Biddeford, Maine (PRWEB) August 05, 2014
Newly published research from University of New England Marine Science Professor James Sulikowski's laboratory on movement patterns of the spiny dogfish (Squalus acanthias) has significant potential impacts on fisheries, catch quotas, and the ecosystem.
Spiny dogfish are assumed to be a highly migratory species, making habitual north-south migrations throughout their northwestern Atlantic United States range. Since they are also assumed to be a benthic (bottom-living) species, their populations are documented by the Northeast Fisheries Science Center (NEFSC) bottom-trawl surveys.
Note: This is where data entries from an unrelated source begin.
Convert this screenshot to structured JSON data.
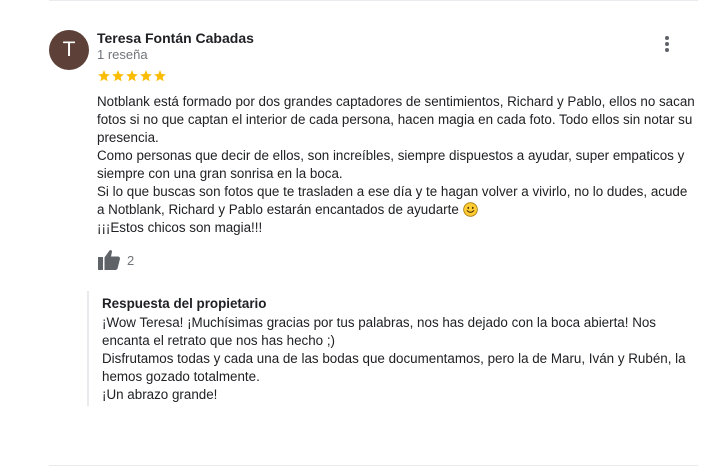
{
  "review": {
    "avatar_letter": "T",
    "avatar_color": "#5d4037",
    "reviewer_name": "Teresa Fontán Cabadas",
    "review_count": "1 reseña",
    "rating": 5,
    "star_color": "#fbbc04",
    "paragraphs": [
      "Notblank está formado por dos grandes captadores de sentimientos, Richard y Pablo, ellos no sacan fotos si no que captan el interior de cada persona, hacen magia en cada foto. Todo ellos sin notar su presencia.",
      "Como personas que decir de ellos, son increíbles, siempre dispuestos a ayudar, super empaticos y siempre con una gran sonrisa en la boca.",
      "Si lo que buscas son fotos que te trasladen a ese día y te hagan volver a vivirlo, no lo dudes, acude a Notblank, Richard y Pablo estarán encantados de ayudarte",
      "¡¡¡Estos chicos son magia!!!"
    ],
    "emoji_icon": "smiling-face-icon",
    "like_icon": "thumbs-up-icon",
    "like_count": "2",
    "menu_icon": "more-vert-icon"
  },
  "owner_response": {
    "title": "Respuesta del propietario",
    "paragraphs": [
      "¡Wow Teresa! ¡Muchísimas gracias por tus palabras, nos has dejado con la boca abierta! Nos encanta el retrato que nos has hecho ;)",
      "Disfrutamos todas y cada una de las bodas que documentamos, pero la de Maru, Iván y Rubén, la hemos gozado totalmente.",
      "¡Un abrazo grande!"
    ]
  }
}
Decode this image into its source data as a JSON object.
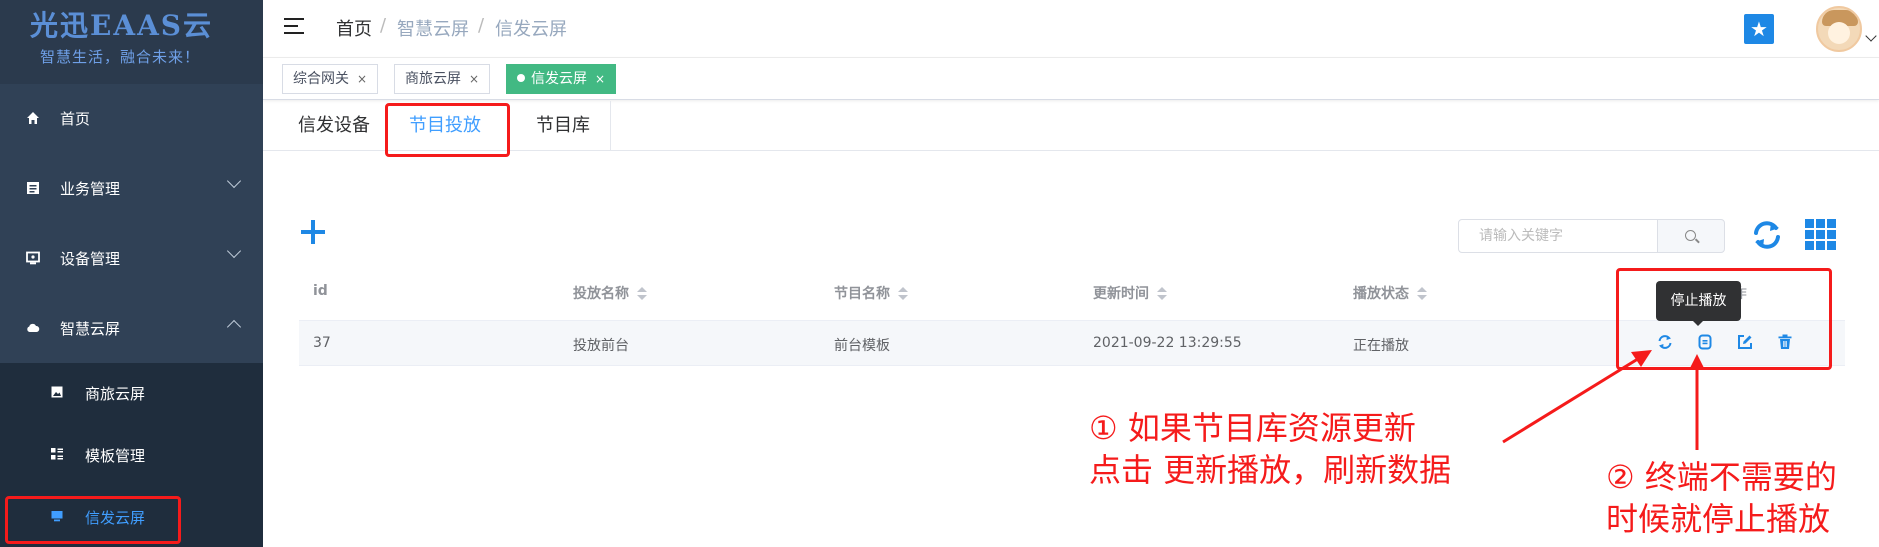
{
  "logo": {
    "title": "光迅EAAS云",
    "subtitle": "智慧生活，融合未来！"
  },
  "sidebar": {
    "items": [
      {
        "label": "首页",
        "icon": "home-icon"
      },
      {
        "label": "业务管理",
        "icon": "document-icon"
      },
      {
        "label": "设备管理",
        "icon": "monitor-icon"
      },
      {
        "label": "智慧云屏",
        "icon": "cloud-icon"
      }
    ],
    "submenu": [
      {
        "label": "商旅云屏",
        "icon": "image-icon"
      },
      {
        "label": "模板管理",
        "icon": "template-icon"
      },
      {
        "label": "信发云屏",
        "icon": "screen-icon"
      }
    ]
  },
  "breadcrumb": {
    "items": [
      "首页",
      "智慧云屏",
      "信发云屏"
    ],
    "separator": "/"
  },
  "tags": [
    {
      "label": "综合网关",
      "close": "×"
    },
    {
      "label": "商旅云屏",
      "close": "×"
    },
    {
      "label": "信发云屏",
      "close": "×"
    }
  ],
  "tabs": [
    "信发设备",
    "节目投放",
    "节目库"
  ],
  "search": {
    "placeholder": "请输入关键字"
  },
  "table": {
    "headers": [
      "id",
      "投放名称",
      "节目名称",
      "更新时间",
      "播放状态"
    ],
    "rows": [
      {
        "id": "37",
        "name": "投放前台",
        "program": "前台模板",
        "updated": "2021-09-22 13:29:55",
        "status": "正在播放"
      }
    ]
  },
  "tooltip": {
    "text": "停止播放"
  },
  "annotations": {
    "note1_line1": "① 如果节目库资源更新",
    "note1_line2": "点击 更新播放，刷新数据",
    "note2_line1": "② 终端不需要的",
    "note2_line2": "时候就停止播放"
  },
  "colors": {
    "sidebar_bg": "#304156",
    "submenu_bg": "#1f2d3d",
    "accent": "#1e88e5",
    "active_tag": "#42b983",
    "annotation": "#f51b1b"
  }
}
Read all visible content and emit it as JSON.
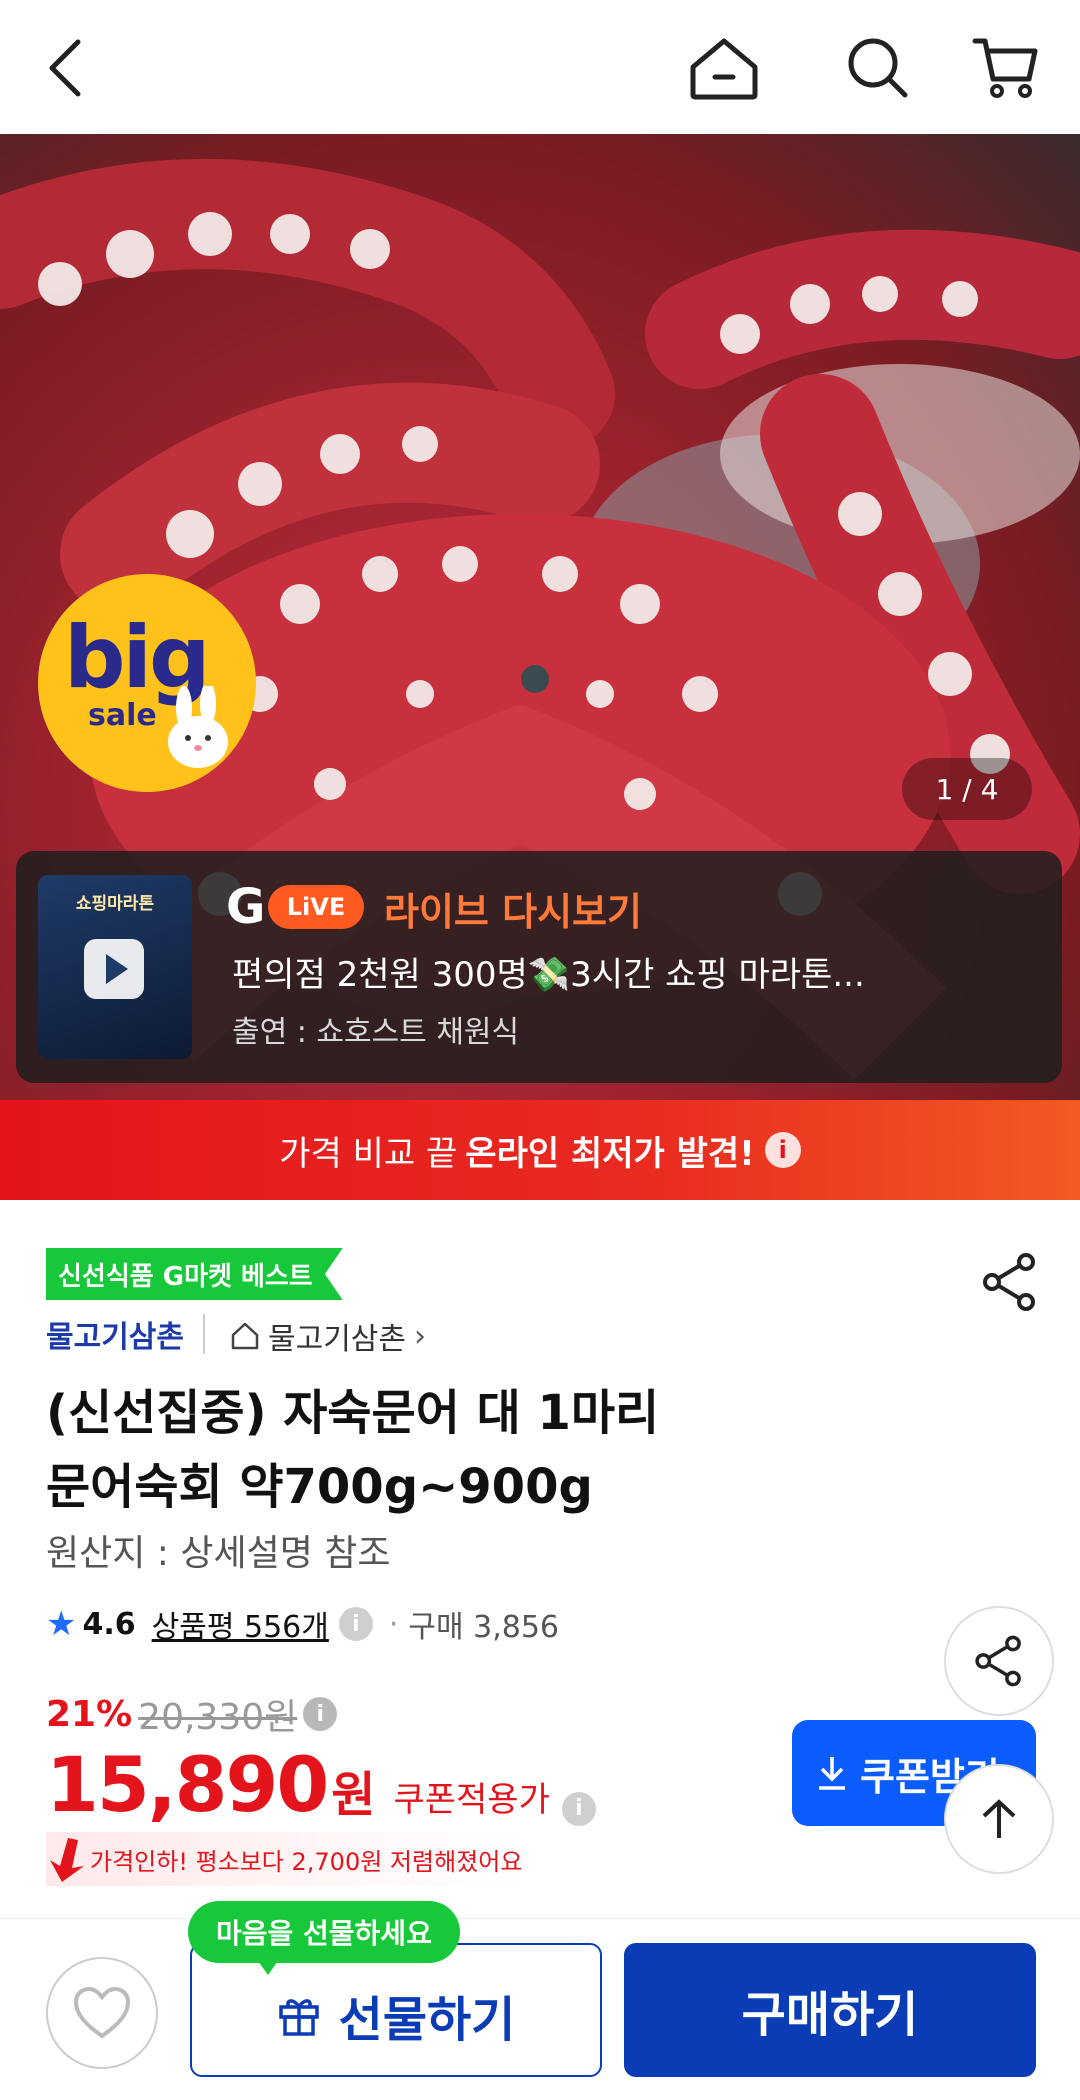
{
  "header": {
    "icons": [
      "back-icon",
      "home-icon",
      "search-icon",
      "cart-icon"
    ]
  },
  "hero": {
    "badge_big": "big",
    "badge_sale": "sale",
    "page_indicator": "1 / 4",
    "live": {
      "thumb_title": "쇼핑마라톤",
      "logo_g": "G",
      "logo_live": "LiVE",
      "title": "라이브 다시보기",
      "description": "편의점 2천원 300명💸3시간 쇼핑 마라톤...",
      "host": "출연 : 쇼호스트 채원식"
    }
  },
  "banner": {
    "lead": "가격 비교 끝",
    "strong": "온라인 최저가 발견!",
    "info_icon": "i"
  },
  "product": {
    "best_tag": "신선식품 G마켓 베스트",
    "seller": "물고기삼촌",
    "store_link": "물고기삼촌",
    "title_line1": "(신선집중) 자숙문어 대 1마리",
    "title_line2": "문어숙회 약700g~900g",
    "origin": "원산지 : 상세설명 참조",
    "rating": "4.6",
    "reviews": "상품평 556개",
    "purchases": "구매 3,856",
    "discount_pct": "21%",
    "original_price": "20,330원",
    "price": "15,890",
    "price_unit": "원",
    "coupon_price_label": "쿠폰적용가",
    "coupon_button": "쿠폰받기",
    "price_drop_note": "가격인하! 평소보다 2,700원 저렴해졌어요"
  },
  "bottom": {
    "gift_bubble": "마음을 선물하세요",
    "gift_button": "선물하기",
    "buy_button": "구매하기"
  },
  "colors": {
    "accent_red": "#e3141c",
    "accent_blue": "#0a5cff",
    "navy": "#0a3cb5",
    "green": "#17c83a",
    "live_orange": "#ff7a38"
  }
}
Master’s thesis research conducted by UNE graduate student Amy Carlson ’13 just published in the Public Library of Science-One (PLOS) obtained a detailed understanding of the horizontal and vertical movement dynamics of this species by attaching satellite tags to 40 adult spiny dogfish and tracking them between the northern (Gulf of Maine) and southern (North Carolina) extents of their U.S. geographic range.
The reconstructed movement patterns suggest that these sharks stayed in the region where they were tagged over the course of a year, moving east-to-west in the water column – to cooler waters in the summer and warmer inshore waters in winter – rather than migrating up and down the U.S. coast.
Significant differences in seasonal temperature and depths between the two regions further substantiate the possibility of separate home ranges between the two groups. In addition, movement within the water column suggests distinct daily patterns and that this shark may not spend as much time on the ocean floor, which would potentially decrease availability to fishing gear that is fished on the benthos.
The results also suggest that the spiny dogfish movement patterns may take them out of survey range or that they may be in a different geographic location than where the survey is being conducted at certain times of the year; thus, there is potential for this shark’s population to be larger than current biomass estimates indicate.